“Sono trascorsi trenta anni dalle stragi di Capaci e Via D’Amelio.
Lunedì, 23 maggio, come ogni anno si commemora la strage di Capaci.
Così come avviene da alcuni anni, preferisco non presenziare ad un momento pubblico che nel tempo si è trasformato nell’inutile parata di un’antimafia salottiera, in un teatro dell’assurdo al quale prendere parte anche stando accanto a chi ha responsabilità – quantomeno morali – su ciò che avvenne in quegli anni”.
Lo dichiara Giuseppe Ciminnisi, coordinatore nazionale dei familiari di vittime innocenti di mafia, dell’associazione ‘I Cittadini contro le mafie e la corruzione’.
“Se dopo trenta anni non conosciamo ancora la genesi delle stragi; se non sappiamo con certezza acclarata giudiziariamente perché morirono Giovanni Falcone, Francesca Morvillo e i componenti della loro scorta; se non sappiamo i veri motivi della strage di Via D’Amelio e il perché del depistaggio delle indagini, dovremmo avere il pudore, per rispetto alle vittime, di evitare di partecipare a queste narcisistiche sfilate.
Recarsi sui luoghi del dolore – prosegue Ciminnisi -, assistere ai cortei delle auto blu, alle interviste che sanno di niente, alla lacrimuccia facile in onore alle telecamere, senza che si sia data una risposta ai tanti perché di quelle stragi, ci rende tutti moralmente responsabili dinanzi al dolore dei familiari e dinanzi le future generazioni.
Ed è giusto che sia così.
È troppo facile partecipare ai funerali delle vittime, alla loro commemorazione.

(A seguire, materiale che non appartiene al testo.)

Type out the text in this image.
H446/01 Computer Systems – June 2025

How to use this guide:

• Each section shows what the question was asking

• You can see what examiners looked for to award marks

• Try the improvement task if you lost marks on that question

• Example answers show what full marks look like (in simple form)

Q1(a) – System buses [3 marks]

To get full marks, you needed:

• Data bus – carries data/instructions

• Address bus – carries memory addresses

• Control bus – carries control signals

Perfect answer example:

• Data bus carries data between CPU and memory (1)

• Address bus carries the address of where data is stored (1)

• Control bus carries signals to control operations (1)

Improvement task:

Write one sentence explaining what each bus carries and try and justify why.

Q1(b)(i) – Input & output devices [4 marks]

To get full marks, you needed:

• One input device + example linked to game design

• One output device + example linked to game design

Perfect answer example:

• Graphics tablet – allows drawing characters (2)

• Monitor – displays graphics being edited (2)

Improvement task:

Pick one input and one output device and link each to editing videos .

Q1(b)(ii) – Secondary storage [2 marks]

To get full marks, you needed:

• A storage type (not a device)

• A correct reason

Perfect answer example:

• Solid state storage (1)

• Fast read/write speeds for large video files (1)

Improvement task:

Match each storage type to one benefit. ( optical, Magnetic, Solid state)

Riascolto le parole dell’avvocato Fabio Trizzino – difensore dei figli del compianto giudice Paolo Borsellino – pronunciate nel corso dell’udienza tenutasi a Caltanissetta per il grave e colossale depistaggio delle indagini sulla strage di Via D’Amelio.
Trizzino, riferendosi a chi non era sul banco degli imputati, ha citato il brano di una canzone di De Andrè: “Provate pure a credervi assolti, siete lo stesso coinvolti”.
Ebbene, fin quando non si saranno date le risposte ai tanti perché, non parteciperò a manifestazioni alle quali prendono parte esponenti politici, rappresentanti delle istituzioni, rappresentanti di associazioni e tanti altri che con i loro silenzi, o con i loro errori, dovrebbero sentirsi a pieno titolo “coinvolti”.
Fino ad allora, lasciamo che a ricordare i nostri eroi partecipando alla loro commemorazione, siano soltanto il volto della Palermo e della Sicilia pulita, le lacrime dei loro familiari, i giovani che vogliono sapere e che ancora si commuovono, chi crede nella Giustizia e nella Verità.
Quella giustizia che dobbiamo avere il coraggio di pretendere, anziché cercare quattro minuti di visibilità nel corso di una manifestazione pubblica alla cui partecipazione non saremo degni fin quando non lo avremo dimostrato con le nostre azioni stando accanto soltanto a chi vuole la verità.
Ecco perché lunedì, in occasione della commemorazione della strage di Capaci – conclude Giuseppe Ciminnisi -, preferirò ricordare in solitudine la carezza del giudice Giovanni Falcone ad un ragazzino che voleva sapere il perché dell’uccisione di suo padre, vittima innocente di mafia”.